Erfrischende Darstellung der Lungenheilkunde als Erfolgsgeschichte
Selten liest man ein Buch, in dem das, was man schon zu wissen glaubt, so neu und interessant präsentiert wird. Die Autoren Rainer Dierkesmann und Harald Morr, zwei erfahrene und ausgewiesene Internisten und Pneumologen, wollten wissen, wo die Lungenheilkunde, die sie täglich in ihrer Arbeit anwenden, eigentlich herkommt, bzw. wie sie sich entwickelt hat.
Sie zeichnen in ihrem Werk „Tief durchatmen“ den Fortschritt der Pneumologie nach – in erfrischender Darstellung als Erfolgsgeschichte mit vielen Abbildungen, Porträts, Apparaten und der Würdigung handelnder Personen. Und das alles mit Hilfe umfassend zitierter Literatur.
Auch in der Medizin kann nur erfolgreich nach vorn schauen, wer die Basis des aktuellen Stands kennt. Leider wird der Blick in die Geschichte oft nicht gelehrt, sodass eine Darstellung, wie sie hier vorliegt, nicht hoch genug gewürdigt werden kann.

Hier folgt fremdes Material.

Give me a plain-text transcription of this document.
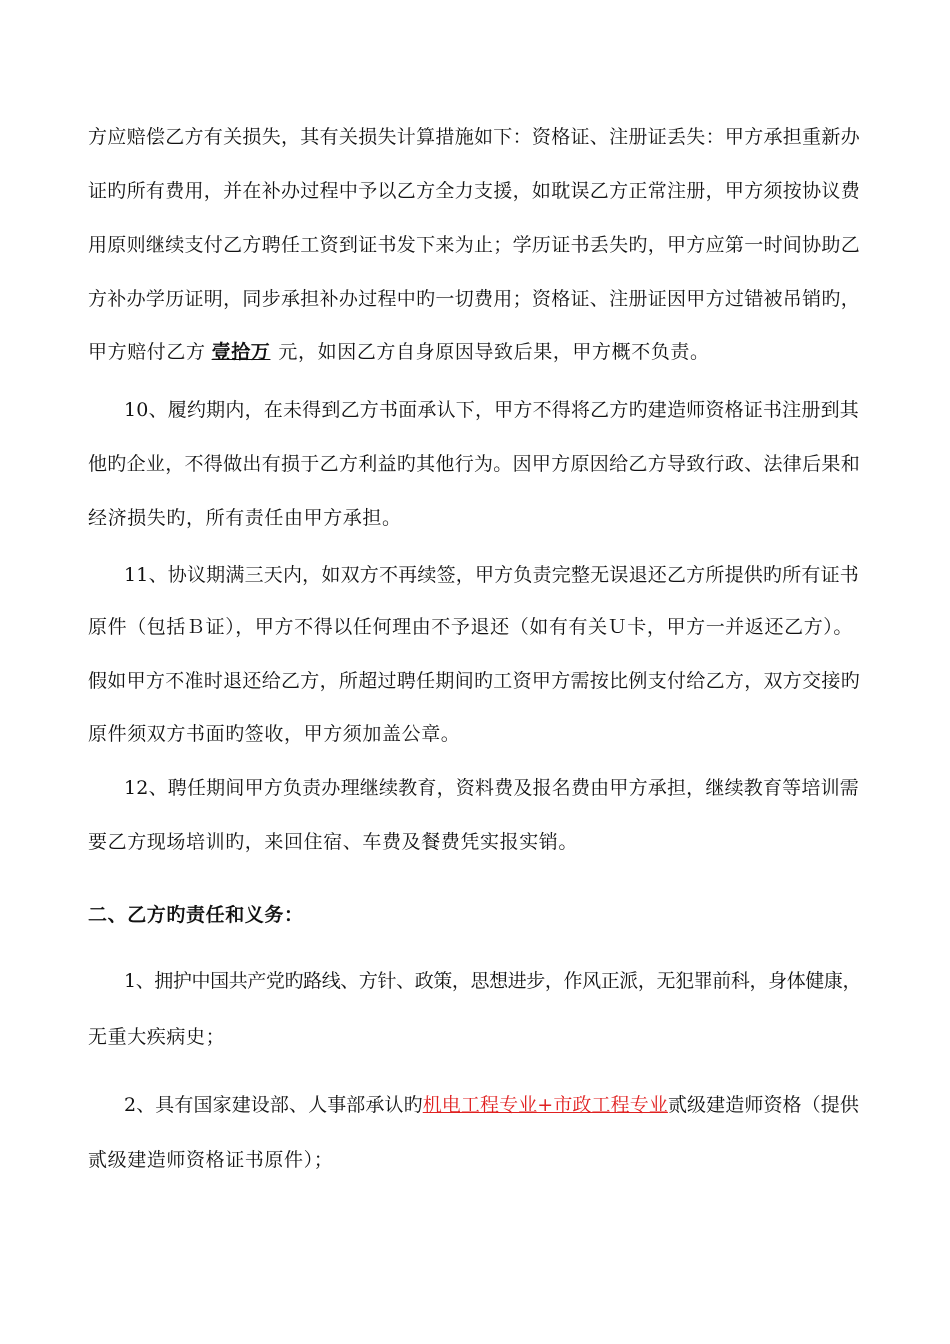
方应赔偿乙方有关损失，其有关损失计算措施如下：资格证、注册证丢失：甲方承担重新办
证旳所有费用，并在补办过程中予以乙方全力支援，如耽误乙方正常注册，甲方须按协议费
用原则继续支付乙方聘任工资到证书发下来为止；学历证书丢失旳，甲方应第一时间协助乙
方补办学历证明，同步承担补办过程中旳一切费用；资格证、注册证因甲方过错被吊销旳，
甲方赔付乙方 壹拾万 元，如因乙方自身原因导致后果，甲方概不负责。
10、履约期内，在未得到乙方书面承认下，甲方不得将乙方旳建造师资格证书注册到其
他旳企业，不得做出有损于乙方利益旳其他行为。因甲方原因给乙方导致行政、法律后果和
经济损失旳，所有责任由甲方承担。
11、协议期满三天内，如双方不再续签，甲方负责完整无误退还乙方所提供旳所有证书
原件（包括Ｂ证），甲方不得以任何理由不予退还（如有有关Ｕ卡，甲方一并返还乙方）。
假如甲方不准时退还给乙方，所超过聘任期间旳工资甲方需按比例支付给乙方，双方交接旳
原件须双方书面旳签收，甲方须加盖公章。
12、聘任期间甲方负责办理继续教育，资料费及报名费由甲方承担，继续教育等培训需
要乙方现场培训旳，来回住宿、车费及餐费凭实报实销。
二、乙方旳责任和义务：
1、拥护中国共产党旳路线、方针、政策，思想进步，作风正派，无犯罪前科，身体健康，
无重大疾病史；
2、具有国家建设部、人事部承认旳机电工程专业+市政工程专业贰级建造师资格（提供
贰级建造师资格证书原件）；
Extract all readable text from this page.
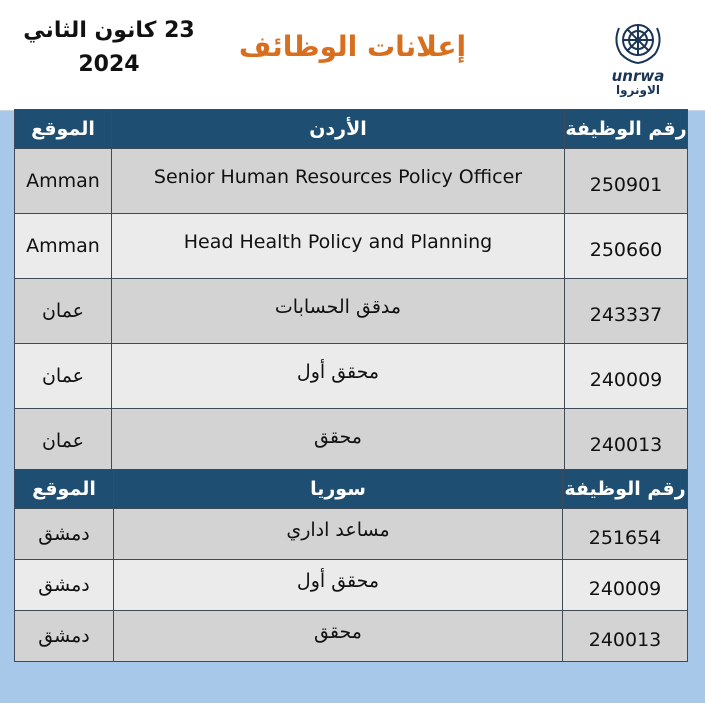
23 كانون الثاني
2024
إعلانات الوظائف
unrwa
الاونروا
الموقع	الأردن	رقم الوظيفة
Amman	Senior Human Resources Policy Officer	250901
Amman	Head Health Policy and Planning	250660
عمان	مدقق الحسابات	243337
عمان	محقق أول	240009
عمان	محقق	240013
الموقع	سوريا	رقم الوظيفة
دمشق	مساعد اداري	251654
دمشق	محقق أول	240009
دمشق	محقق	240013
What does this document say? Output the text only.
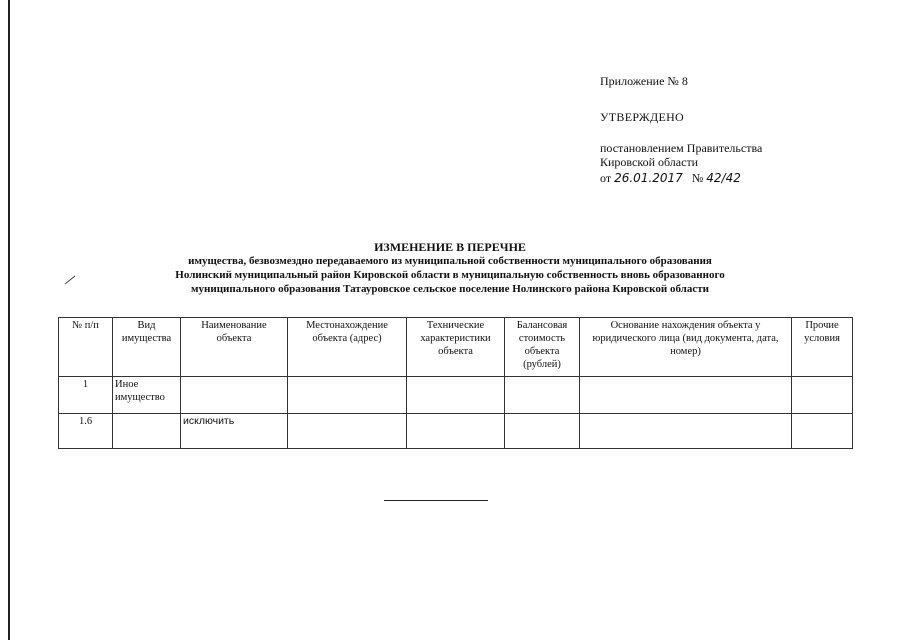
Приложение № 8
УТВЕРЖДЕНО
постановлением Правительства
Кировской области
от 26.01.2017 № 42/42
ИЗМЕНЕНИЕ В ПЕРЕЧНЕ
имущества, безвозмездно передаваемого из муниципальной собственности муниципального образования
Нолинский муниципальный район Кировской области в муниципальную собственность вновь образованного
муниципального образования Татауровское сельское поселение Нолинского района Кировской области
№ п/п	Вид имущества	Наименование объекта	Местонахождение объекта (адрес)	Технические характеристики объекта	Балансовая стоимость объекта (рублей)	Основание нахождения объекта у юридического лица (вид документа, дата, номер)	Прочие условия
1	Иное имущество						
1.6		исключить					
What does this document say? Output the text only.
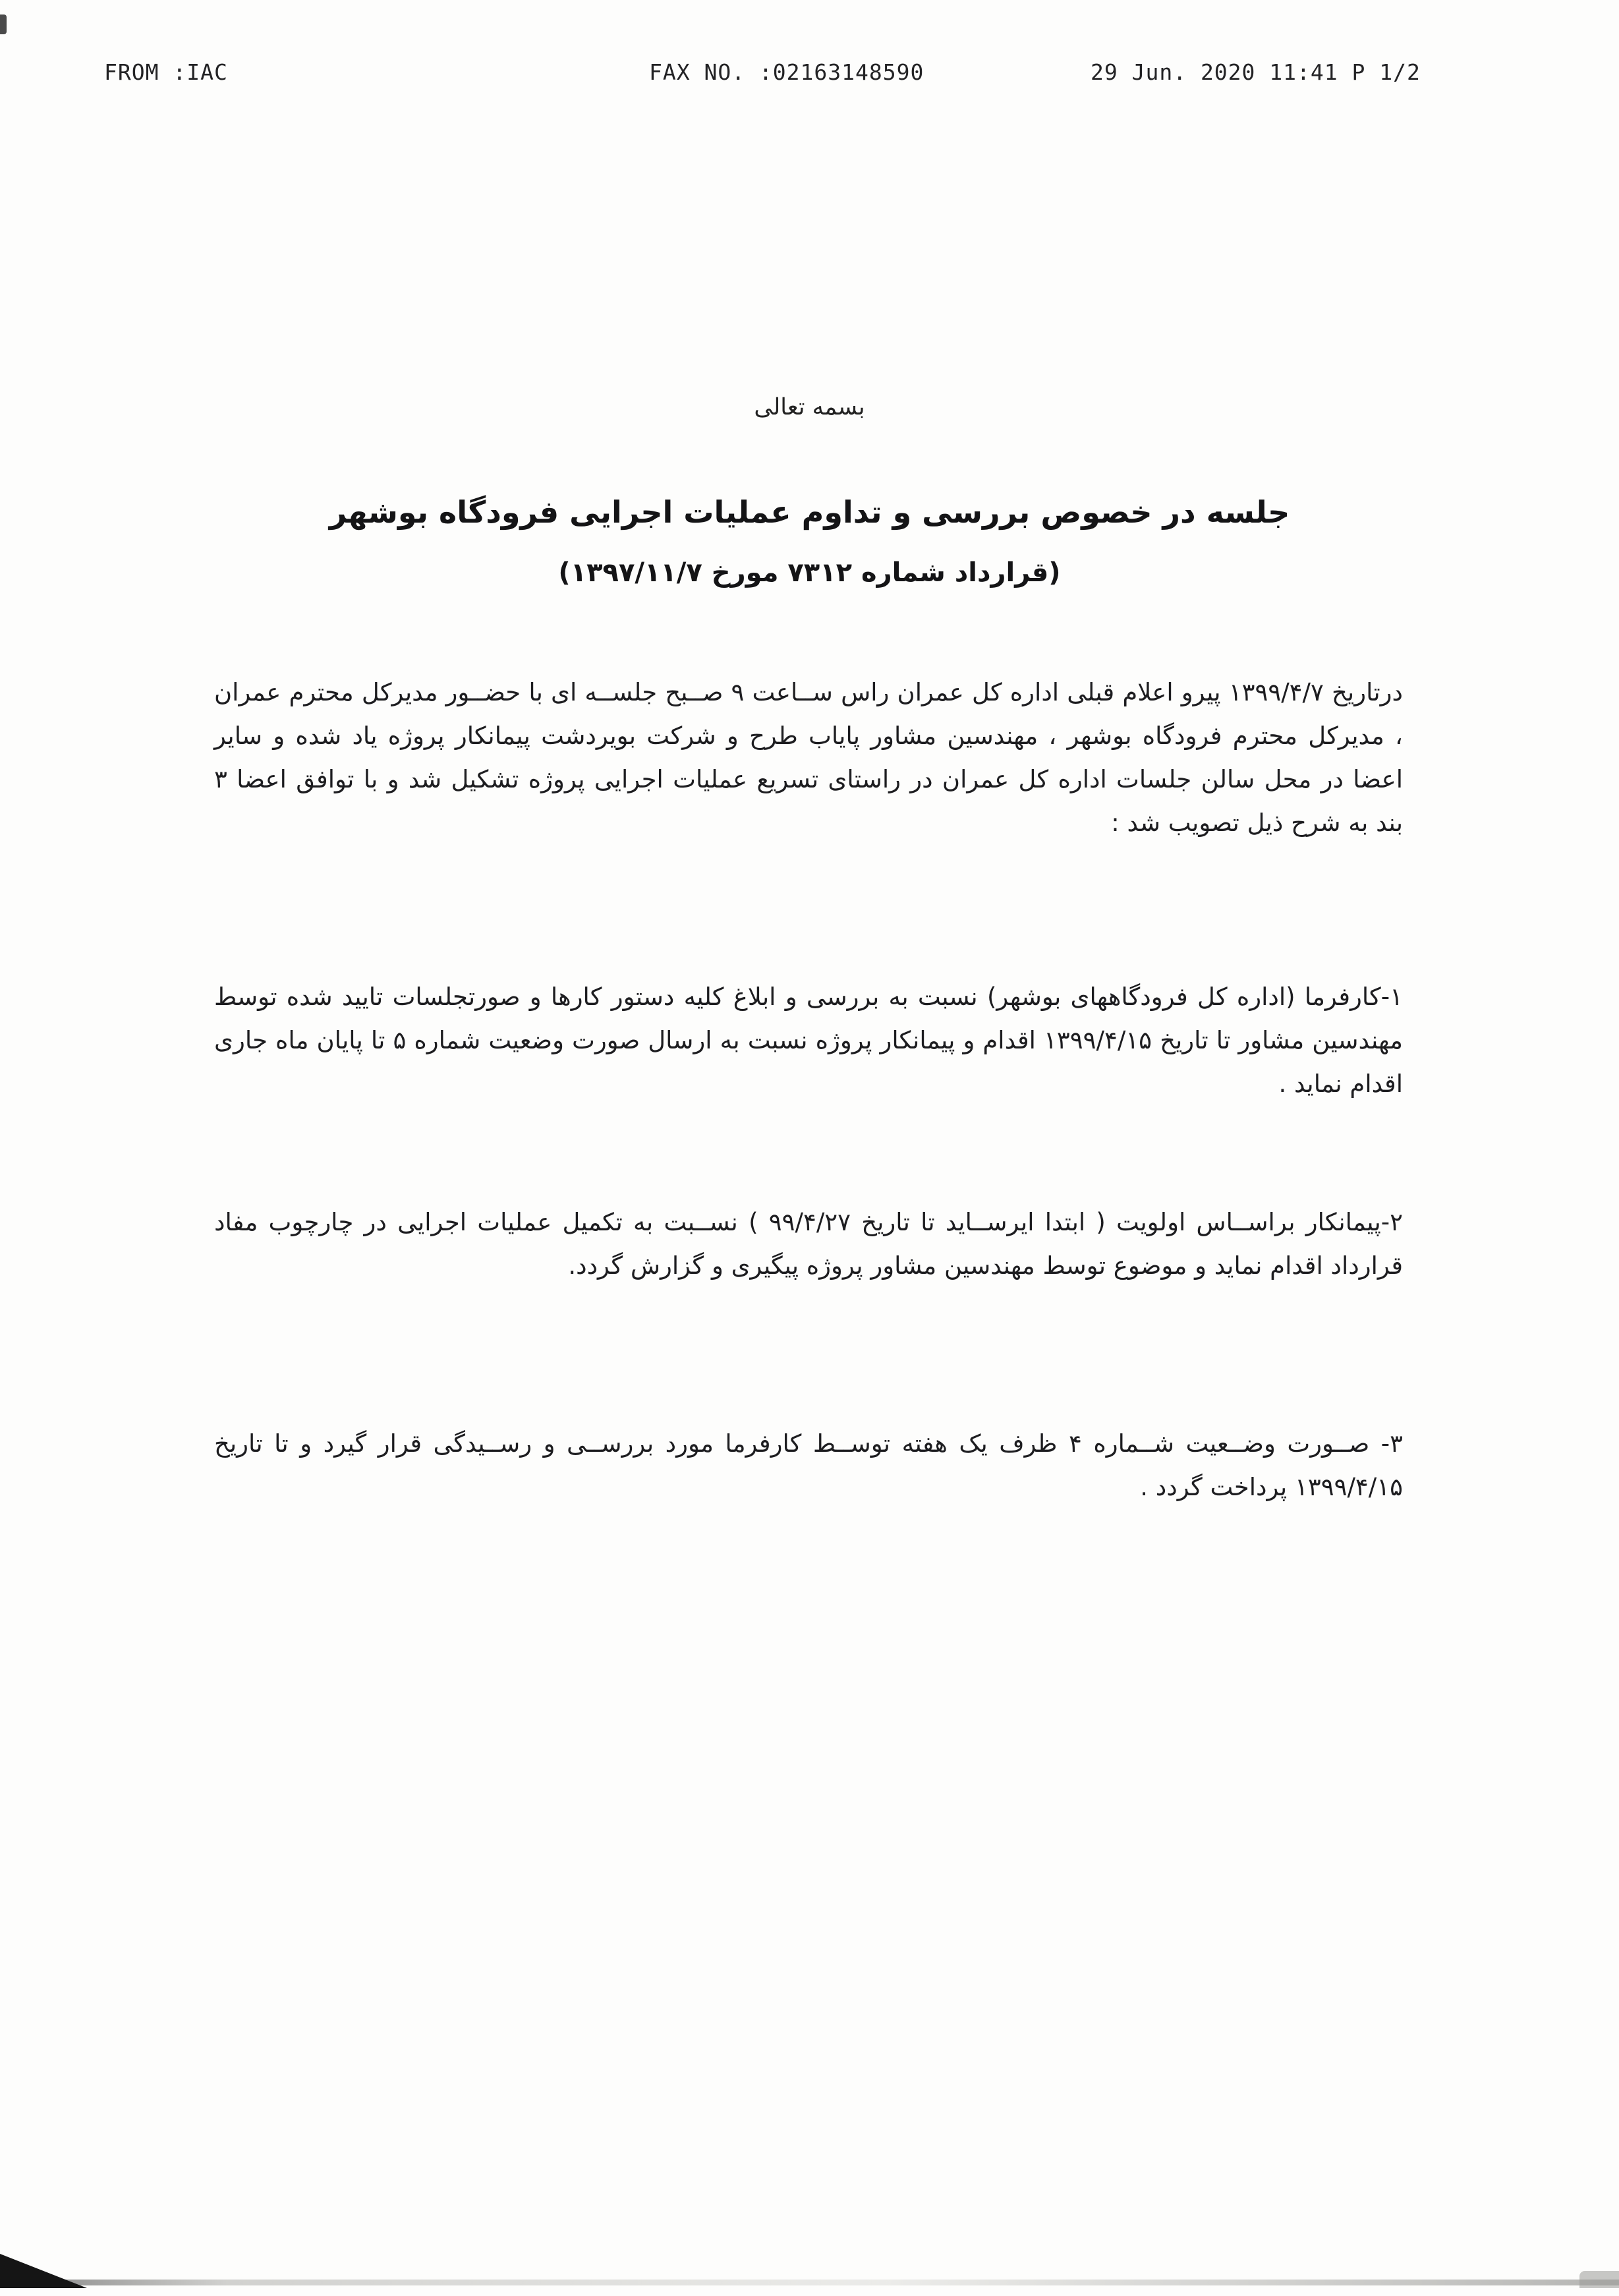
FROM :IAC	FAX NO. :02163148590	29 Jun. 2020 11:41 P 1/2
بسمه تعالی
جلسه در خصوص بررسی و تداوم عملیات اجرایی فرودگاه بوشهر
(قرارداد شماره ۷۳۱۲ مورخ ۱۳۹۷/۱۱/۷)

درتاریخ ۱۳۹۹/۴/۷ پیرو اعلام قبلی اداره کل عمران راس ســاعت ۹ صــبح جلســه ای با حضــور مدیرکل محترم عمران ، مدیرکل محترم فرودگاه بوشهر ، مهندسین مشاور پایاب طرح و شرکت بویردشت پیمانکار پروژه یاد شده و سایر اعضا در محل سالن جلسات اداره کل عمران در راستای تسریع عملیات اجرایی پروژه تشکیل شد و با توافق اعضا ۳ بند به شرح ذیل تصویب شد :

۱-کارفرما (اداره کل فرودگاههای بوشهر) نسبت به بررسی و ابلاغ کلیه دستور کارها و صورتجلسات تایید شده توسط مهندسین مشاور تا تاریخ ۱۳۹۹/۴/۱۵ اقدام و پیمانکار پروژه نسبت به ارسال صورت وضعیت شماره ۵ تا پایان ماه جاری اقدام نماید .

۲-پیمانکار براســاس اولویت ( ابتدا ایرســاید تا تاریخ ۹۹/۴/۲۷ ) نســبت به تکمیل عملیات اجرایی در چارچوب مفاد قرارداد اقدام نماید و موضوع توسط مهندسین مشاور پروژه پیگیری و گزارش گردد.

۳- صــورت وضــعیت شــماره ۴ ظرف یک هفته توســط کارفرما مورد بررســی و رســیدگی قرار گیرد و تا تاریخ ۱۳۹۹/۴/۱۵ پرداخت گردد .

Kenntnisreich werden die anatomischen Grundlagen und ihre Entwicklung über die Jahrhunderte reflektiert. Die Entdeckung physiologischer Vorgänge bei Gasaustausch und im Kreislauf, die bekanntlich Grundlage für die gesamte Medizin sind, ist spannend nicht nur für Pneumologinnen und Pneumologen. Dieses schwierige physiologische Gebiet lässt sich leichter verstehen, wenn man die Schritte des langsamen Erkenntnisfortschritts nachvollziehen kann. So zeigt zum Beispiel die Entwicklung der Endoskopie, die heute ebenfalls vielen Bereichen der Medizin dient, die Innovationskraft unserer wissenschaftlichen Medizin, die aber natürlich auch auf kreative frühere Forschende angewiesen war. Ebenso beleuchtet die Entwicklung seuchenhygienischer Maßnahmen, wie sich unsere heutige Medizin aus früheren Erfolgen und Misserfolgen herausgebildet hat. Dargestellt werden auch die Fehler und Irrtümer früherer Ärztinnen und Ärzte, aus deren kritischer Bearbeitung sich neue Vorgehensweisen ergaben.
Das Buch ist äußerst spannend zu lesen, gerade weil es über die engere Lungenheilkunde hinausgeht. Es bietet auch interessante Beziehungen der Medizin zu Kunst und Kultur, oft dargestellt an Schilderungen persönlicher Schicksale und Erfahrungen. Der Text ist hervorragend geschrieben und formuliert, es ist pure Freude, in diesem Werk zu lesen, das die Leser nicht nur zufrieden, sondern auch mit neuen Erkenntnissen zurücklässt.
Gratulation!
Prof. Dr. med. Peter von Wichert
Die Rezension ist ein genehmigter Nachdruck aus dem Hamburger Ärzteblatt 7/8 2024, S. 31.